Cuando lees al escritor de Alburquerque (Badajoz) percibes ese artificio macabro, humorístico incluso cínico que son sus obras literarias. Sus personajes siempre juegan a imaginar, a vivir otras vidas. Una fugaz reflexión, un destello irreal por la mente de un personaje se convierte en su modus vivendi y crea un universo irreal donde abundan las paradojas, los desafíos alocados y las vidas vacías. Para los protagonistas de Landero este juego no es más que una consecuencia de algo que debía de suceder. Si en Juegos de la edad tardía”, su novela más conocida, el bueno de Gregorio crea a Faroni un personaje tan lejano a su vida, tan diferente, que tendrá que elegir entre ese fantasioso doble y él mismo, en “Absolución” un paseo intrascendente le lleva a un altercado que descalabra su plácida realidad formada por un trabajo estable, una boda inminente, y unas personas que te adoran. Su protagonista quiere más, aunque no sabe qué, tal vez le lleve al sinsentido pero sin remediarlo necesita vivir otra vida que le redima de  sí mismo. Todo esto acompañado de un irónico humor y unos personajes curiosamente auténticos a pesar de ser estrafalarios.

Sin duda, Landero es uno de los escritores actuales más imaginativo y sorprendente. Además de ser un provocador capaz, utilizando siempre un ritmo magistral (más acertado en esta última novela que en “Juegos de la edad tardía” que en ocasiones abrumaba y se ralentizaba en  exceso), de doblar y doblar la realidad para suscitar, con ese humor inquietante que en ocasiones puede llegar a angustiar, la reflexión. Enorme.
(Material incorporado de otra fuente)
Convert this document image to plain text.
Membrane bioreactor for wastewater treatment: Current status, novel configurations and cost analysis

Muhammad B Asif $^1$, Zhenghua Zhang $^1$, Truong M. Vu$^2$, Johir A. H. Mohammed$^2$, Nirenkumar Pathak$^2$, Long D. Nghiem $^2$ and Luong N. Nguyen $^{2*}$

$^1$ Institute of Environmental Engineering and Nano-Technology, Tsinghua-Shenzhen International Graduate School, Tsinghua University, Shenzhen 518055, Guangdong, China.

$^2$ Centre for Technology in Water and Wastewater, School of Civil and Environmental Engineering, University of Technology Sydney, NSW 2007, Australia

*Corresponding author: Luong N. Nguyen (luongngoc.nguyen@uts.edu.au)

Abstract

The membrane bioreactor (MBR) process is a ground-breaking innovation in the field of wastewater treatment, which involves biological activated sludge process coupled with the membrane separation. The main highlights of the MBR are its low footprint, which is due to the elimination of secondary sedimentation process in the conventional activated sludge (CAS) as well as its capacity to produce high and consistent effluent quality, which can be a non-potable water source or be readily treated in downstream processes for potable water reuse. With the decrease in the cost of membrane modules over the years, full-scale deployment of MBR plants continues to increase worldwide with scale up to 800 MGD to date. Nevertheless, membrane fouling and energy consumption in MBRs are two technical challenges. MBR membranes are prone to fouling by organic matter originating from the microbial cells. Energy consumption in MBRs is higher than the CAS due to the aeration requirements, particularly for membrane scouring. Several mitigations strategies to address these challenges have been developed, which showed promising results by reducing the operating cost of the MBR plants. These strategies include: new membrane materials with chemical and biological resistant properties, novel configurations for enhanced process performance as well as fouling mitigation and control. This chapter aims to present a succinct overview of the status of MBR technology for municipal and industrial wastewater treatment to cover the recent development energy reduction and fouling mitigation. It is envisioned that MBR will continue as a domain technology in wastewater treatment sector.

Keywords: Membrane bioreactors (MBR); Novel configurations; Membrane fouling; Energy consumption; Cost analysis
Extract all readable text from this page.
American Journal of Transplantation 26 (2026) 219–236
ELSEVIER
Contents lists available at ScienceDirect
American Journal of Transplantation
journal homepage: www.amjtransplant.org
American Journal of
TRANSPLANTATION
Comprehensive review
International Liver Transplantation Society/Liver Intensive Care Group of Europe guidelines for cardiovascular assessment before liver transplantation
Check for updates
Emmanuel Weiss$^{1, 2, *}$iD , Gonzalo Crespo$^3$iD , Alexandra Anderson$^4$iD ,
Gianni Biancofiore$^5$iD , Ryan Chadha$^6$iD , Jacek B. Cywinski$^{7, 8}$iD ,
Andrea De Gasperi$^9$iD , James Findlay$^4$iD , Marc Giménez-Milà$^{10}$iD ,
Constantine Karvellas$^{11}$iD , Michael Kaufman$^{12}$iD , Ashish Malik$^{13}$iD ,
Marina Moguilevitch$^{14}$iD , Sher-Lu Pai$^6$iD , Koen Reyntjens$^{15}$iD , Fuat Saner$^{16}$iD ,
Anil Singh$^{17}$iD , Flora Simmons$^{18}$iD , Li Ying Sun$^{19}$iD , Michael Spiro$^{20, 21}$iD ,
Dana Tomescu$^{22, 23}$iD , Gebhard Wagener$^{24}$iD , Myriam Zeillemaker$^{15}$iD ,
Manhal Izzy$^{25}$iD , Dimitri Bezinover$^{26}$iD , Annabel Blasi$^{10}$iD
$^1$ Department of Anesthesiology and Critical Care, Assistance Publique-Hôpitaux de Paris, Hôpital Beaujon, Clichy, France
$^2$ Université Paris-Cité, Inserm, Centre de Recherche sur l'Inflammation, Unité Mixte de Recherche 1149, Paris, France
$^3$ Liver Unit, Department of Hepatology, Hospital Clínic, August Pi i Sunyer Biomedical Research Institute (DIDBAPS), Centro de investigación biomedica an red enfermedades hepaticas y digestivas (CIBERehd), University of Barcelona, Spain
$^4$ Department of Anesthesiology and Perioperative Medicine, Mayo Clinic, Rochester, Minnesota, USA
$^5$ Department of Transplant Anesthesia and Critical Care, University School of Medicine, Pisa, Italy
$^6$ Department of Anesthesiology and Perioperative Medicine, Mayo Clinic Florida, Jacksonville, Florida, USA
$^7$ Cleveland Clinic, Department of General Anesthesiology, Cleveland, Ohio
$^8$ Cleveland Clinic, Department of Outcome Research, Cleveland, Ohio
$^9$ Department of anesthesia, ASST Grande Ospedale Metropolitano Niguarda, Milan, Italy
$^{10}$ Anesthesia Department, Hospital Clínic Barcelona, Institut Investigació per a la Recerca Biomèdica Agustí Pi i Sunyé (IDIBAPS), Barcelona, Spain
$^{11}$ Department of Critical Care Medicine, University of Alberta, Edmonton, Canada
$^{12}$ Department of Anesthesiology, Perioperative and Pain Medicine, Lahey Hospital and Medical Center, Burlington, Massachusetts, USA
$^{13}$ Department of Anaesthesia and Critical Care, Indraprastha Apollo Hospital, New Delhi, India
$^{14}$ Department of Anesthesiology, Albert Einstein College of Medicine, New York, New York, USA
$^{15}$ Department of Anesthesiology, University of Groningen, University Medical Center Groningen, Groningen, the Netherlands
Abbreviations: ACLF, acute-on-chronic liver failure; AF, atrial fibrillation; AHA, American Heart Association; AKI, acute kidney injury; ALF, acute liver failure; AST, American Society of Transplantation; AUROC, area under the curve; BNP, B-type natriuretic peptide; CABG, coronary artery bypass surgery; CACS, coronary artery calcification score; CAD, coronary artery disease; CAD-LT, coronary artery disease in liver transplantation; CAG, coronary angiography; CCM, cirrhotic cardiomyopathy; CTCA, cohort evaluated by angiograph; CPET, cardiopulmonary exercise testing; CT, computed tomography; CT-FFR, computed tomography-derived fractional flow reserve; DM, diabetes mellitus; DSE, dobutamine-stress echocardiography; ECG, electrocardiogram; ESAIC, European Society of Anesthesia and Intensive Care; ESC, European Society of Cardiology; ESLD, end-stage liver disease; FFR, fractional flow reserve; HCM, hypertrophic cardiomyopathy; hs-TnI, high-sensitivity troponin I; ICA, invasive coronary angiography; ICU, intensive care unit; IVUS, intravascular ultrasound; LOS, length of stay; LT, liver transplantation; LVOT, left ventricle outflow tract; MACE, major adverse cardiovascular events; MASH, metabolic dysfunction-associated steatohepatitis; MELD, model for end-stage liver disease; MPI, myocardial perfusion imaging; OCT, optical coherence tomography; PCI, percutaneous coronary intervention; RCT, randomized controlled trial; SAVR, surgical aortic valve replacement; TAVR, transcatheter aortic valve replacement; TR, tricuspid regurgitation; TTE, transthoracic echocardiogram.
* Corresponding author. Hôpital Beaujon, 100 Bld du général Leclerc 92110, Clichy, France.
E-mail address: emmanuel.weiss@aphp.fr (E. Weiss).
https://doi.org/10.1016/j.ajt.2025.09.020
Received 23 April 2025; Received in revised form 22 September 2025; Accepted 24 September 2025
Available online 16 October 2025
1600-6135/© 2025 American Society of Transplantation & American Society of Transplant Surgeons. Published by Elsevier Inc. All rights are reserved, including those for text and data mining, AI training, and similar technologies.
jueves, 4 de septiembre de 2014

La mujer rota de Simone

La locura no es algo extraño, alejado, al común mortal, aunque nos pensemos lo contrario. La línea es muy fina, y extremadamente frágil. Lo es tanto que en ocasiones simplemente viviendo o amando, es decir, haciendo lo que más deseamos, podemos caer en ella. Nuestro ser está hecho para amar pero también nos puede llevar a sufrir y desenfocar nuestra vida, hasta convertirnos en un títere sin cuerdas.
A "La mujer rota" de Simone se Beauvoir le sucede. Según vamos leyendo esta "novella" (más elegante que llamarla novela corta) de la que fue escritora, filósofa, ensayista política, defensora de las mujeres y compañera de Jean Paul Sartre vamos comprendiendo el descenso a los infiernos de una mujer preparada, culta y libre. En forma de diario, somos testigos del desencanto, de la vivencia del fracaso en una pareja que parecía tenerlo todo, más bien, de una mujer que pensaba que lo tenía todo pero que, en cambio, su marido la engañaba con otra mujer. Esto lo emponzoña todo.
La novela tiene un ritmo lógico vital. El tono narrativo va variando según el estado de ánimo de la protagonista. Desde la increencia y el escepticismo, pasando por la rabia, el orgullo o la lucha por su marido; desde el replanteamiento vital, humano de relaciones y elecciones elegidas hasta caer inevitablemente en la decepción, humillación y depresión.
Según vas leyendo su diario, percibes su final trágico, pero es inevitable. Deseas que rompa, huya, grite pero la mujer rota no es capaz, no tiene fuerzas. Su vida se ha fundamentado en un falso pilar, el amor inquebrantable de su matrimonio, y ahora percibe, erróneamente, que toda su existencia es una falsa.
Es una novela triste, amarga, pero verosímil; tanto, que te da miedo el amar sin reservas. Nadie está exento en sufrir por los que quieres. Y Simone supo plasmar la fragilidad humana cuando nuestra confianza en el otro es resquebrajada.